Lahore: Rescuers fear several hundred children sleeping outside on the Kalash Valley’s freezing slopes may die from exposure if they do not reach them soon with food, blankets and emergency shelter.

An estimated 500 children are among more than 5,000 villagers left homeless when their houses were destroyed in Monday’s earthquake, rescuers said told The Nation today.

They will be spending their second night without shelter today as landslides and heavy snowfall blocked the main access road from Chitral and thwarted attempts to rescue them.

Rescuers from religious charities reported similar concerns for villagers in Ramboor, Booni, Garm Chashma and some parts of FATA and said it was critical that relief reaches them in the next six to eight hours.

Hafiz Abdur Rauf, who is leading the Falah-e-Insanyat Foundation’s 2,000 rescue volunteers, said the people of Kalash Valley were desperate for immediate relief but faced another night exposed to the elements. The group had received a number of pleas for help from Kalash residents but has not been able to reach them.

“Roads are blocked and the temperature is freezing in Kalash areas. We fear the death toll could climb in the coming days,” he said.

 “The Army is sending food and medicines on helicopters to the affected but they require help at a large level,” he added.

Rauf, who worked in the area during the 2005 Kashmir earthquake, said so far 300 people have been found critically injured in nearby hospitals in Bat Khel, Temergarah, Lady Reading Peshawar, and Saidu Sharif Mingora.

Their concerns were echoed by UNICEF which said it feared children displaced from their homes and living without shelter were most at risk.

“We are extremely concerned for the safety and wellbeing of children, who are already the most at risk in any disaster and are now in danger of succumbing to the elements as temperatures plummet,” said UNICEF’s regional director for South Asia, Karin Hulshof.

Efforts to reach them in time, however, have so far been slow. By Tuesday night the Frontier Works Organisation had cleared large sections of the key Dir-Chitral and  Gilgit to Shandur highways but had yet to make headway with the main entry road to the Kalash Valley.

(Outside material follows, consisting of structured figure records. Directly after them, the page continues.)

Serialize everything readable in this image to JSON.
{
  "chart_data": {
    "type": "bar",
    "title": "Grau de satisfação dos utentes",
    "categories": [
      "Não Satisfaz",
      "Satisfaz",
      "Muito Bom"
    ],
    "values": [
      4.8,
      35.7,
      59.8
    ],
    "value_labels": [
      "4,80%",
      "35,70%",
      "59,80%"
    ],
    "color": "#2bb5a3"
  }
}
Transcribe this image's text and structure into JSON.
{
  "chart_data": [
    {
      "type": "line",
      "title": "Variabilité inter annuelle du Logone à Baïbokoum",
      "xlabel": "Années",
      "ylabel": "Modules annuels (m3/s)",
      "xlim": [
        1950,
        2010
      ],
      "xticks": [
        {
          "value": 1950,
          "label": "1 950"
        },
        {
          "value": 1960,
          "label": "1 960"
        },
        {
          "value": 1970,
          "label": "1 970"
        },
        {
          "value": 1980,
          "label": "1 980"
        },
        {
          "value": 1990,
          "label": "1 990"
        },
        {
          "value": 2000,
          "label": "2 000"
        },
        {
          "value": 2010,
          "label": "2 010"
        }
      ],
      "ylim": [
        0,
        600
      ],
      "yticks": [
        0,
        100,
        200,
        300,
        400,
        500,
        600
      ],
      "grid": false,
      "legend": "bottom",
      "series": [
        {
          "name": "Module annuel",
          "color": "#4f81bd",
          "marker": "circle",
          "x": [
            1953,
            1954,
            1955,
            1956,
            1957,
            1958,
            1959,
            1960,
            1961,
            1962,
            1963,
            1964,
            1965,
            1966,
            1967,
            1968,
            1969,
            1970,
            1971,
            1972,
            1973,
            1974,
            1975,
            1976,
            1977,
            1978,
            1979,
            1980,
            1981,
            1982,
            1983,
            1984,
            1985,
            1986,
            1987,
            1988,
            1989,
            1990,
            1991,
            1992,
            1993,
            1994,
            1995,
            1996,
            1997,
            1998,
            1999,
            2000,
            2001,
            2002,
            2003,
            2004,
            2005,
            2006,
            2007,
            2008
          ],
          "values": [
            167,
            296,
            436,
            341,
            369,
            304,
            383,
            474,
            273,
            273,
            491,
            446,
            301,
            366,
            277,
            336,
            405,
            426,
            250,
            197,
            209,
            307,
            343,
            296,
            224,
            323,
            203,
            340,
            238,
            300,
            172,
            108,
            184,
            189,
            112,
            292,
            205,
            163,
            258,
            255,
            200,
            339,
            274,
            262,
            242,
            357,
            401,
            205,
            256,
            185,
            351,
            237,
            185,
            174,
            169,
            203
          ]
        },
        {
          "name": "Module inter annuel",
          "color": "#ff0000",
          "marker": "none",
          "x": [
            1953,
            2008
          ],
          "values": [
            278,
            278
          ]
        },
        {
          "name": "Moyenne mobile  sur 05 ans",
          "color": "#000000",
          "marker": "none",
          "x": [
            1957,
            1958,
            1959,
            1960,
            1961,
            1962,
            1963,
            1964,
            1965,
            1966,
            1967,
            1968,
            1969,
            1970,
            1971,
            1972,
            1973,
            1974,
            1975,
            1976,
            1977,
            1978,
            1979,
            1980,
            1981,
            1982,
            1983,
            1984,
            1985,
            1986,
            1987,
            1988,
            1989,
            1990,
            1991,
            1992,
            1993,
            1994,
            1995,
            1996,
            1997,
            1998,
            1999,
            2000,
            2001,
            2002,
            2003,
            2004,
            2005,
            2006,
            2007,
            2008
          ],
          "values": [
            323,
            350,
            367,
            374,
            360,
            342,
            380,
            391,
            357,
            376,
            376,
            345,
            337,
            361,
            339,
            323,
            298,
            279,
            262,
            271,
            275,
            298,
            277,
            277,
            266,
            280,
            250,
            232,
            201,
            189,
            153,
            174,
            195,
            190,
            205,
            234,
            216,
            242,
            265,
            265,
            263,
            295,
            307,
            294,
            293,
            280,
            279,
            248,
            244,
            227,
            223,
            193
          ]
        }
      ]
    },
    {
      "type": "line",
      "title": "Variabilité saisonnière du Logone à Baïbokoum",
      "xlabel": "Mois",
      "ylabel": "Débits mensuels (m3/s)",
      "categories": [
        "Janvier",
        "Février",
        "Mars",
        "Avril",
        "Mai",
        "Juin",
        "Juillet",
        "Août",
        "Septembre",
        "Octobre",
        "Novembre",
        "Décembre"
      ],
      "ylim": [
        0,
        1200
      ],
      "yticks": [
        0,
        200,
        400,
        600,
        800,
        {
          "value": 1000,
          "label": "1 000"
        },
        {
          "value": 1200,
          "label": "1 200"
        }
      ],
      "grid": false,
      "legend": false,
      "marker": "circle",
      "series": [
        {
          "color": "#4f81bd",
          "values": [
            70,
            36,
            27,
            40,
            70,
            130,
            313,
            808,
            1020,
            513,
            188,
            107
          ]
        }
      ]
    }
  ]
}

The Army has focused on clearing landslides from the main Karakoram Highway which has opened access to major cities, but remote areas off the main highway remain out of reach.

“We are assessing damages, rehabilitating major roads and carrying out relief activities in affected areas. Two helicopters are flying each in Gilgit-Baltistan and Khyber Pakhtunkhawa,” Director General Inter Services Public Relations (ISPR) Lt Gen Asim Bajwa said.

Shaukat Awan, a meteorologist who has worked throughout the affected area said only the army is equipped to mount rescue operations in its extreme terrain and harsh weather conditions. “Army helicopters can operate in hilly areas even during rains and snowfall. Army men acquainted with the area can reach strangled people with food and relief goods. They can go on foot or transport goods on mule or donkeys,” he said.

Charity rescuers however said the Army had not provided sufficient resources to meet the needs of quake affected. It is due to the fact that the area is large and troops deployment for relief work is not sufficient.

“The Army is opening the roads but the process is slow and affected areas are so vast. The people need immediate relief. Army itself doing rescue work in the belt but the need is higher,” said a rescue worker from Al-Khidmat Foundation, the charitable wing of the Jamat-i-Islami party.

Some relief workers raised concern for those areas hit by the earthquake close to the FATA-Afghanistan border where the Army has been carrying out anti-terrorist operations and itself had blocked some routes for security purposes.